Last week during the Go Electric Campaign, Alok Kumar, power secretary, reiterated that 30% of total EV’s in India would be electric by 2030, while Nitin Gadkari, minister of road transport and highways, said India would become the leading manufacturing hub for electric vehicles in the next five years.

“Setting targets is one thing but it quickly needs to be followed up with policies on ground which enables one to at least be able to achieve 70% of those targets,” Lewis said. For example, India approved battery-swapping but there has been no clarity whether someone can sell scooters without batteries, so the statement came but on ground, there was no clarity.

Ghosh of IHS Markit concurs. While the intent is there to become the largest manufacturing hub for EVs in India, he said, it is highly unlikely India will meet such targets.

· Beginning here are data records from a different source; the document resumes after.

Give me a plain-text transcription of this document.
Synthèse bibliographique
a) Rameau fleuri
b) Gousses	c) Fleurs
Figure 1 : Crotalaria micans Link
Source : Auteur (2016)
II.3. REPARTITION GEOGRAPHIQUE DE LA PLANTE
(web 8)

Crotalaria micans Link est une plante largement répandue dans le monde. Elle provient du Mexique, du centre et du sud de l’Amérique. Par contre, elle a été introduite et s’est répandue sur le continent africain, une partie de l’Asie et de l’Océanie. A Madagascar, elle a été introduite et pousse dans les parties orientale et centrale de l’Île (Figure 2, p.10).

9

China, according to Institute of Energy Research, owns 70% of the supply chain. And the access of raw material, Ghosh said, is limited for India. “In the absence of a clear policy road map, no breakthrough innovation, India will have to define its strength to become a hub,” said Ghosh. “We have to be realistic.”

“India might lose the opportunity to make a business out of EV opportunity,” Lewis said, citing the example of solar power. “It continues to be big focus in India, but the core manufacturing happens in China, not India.”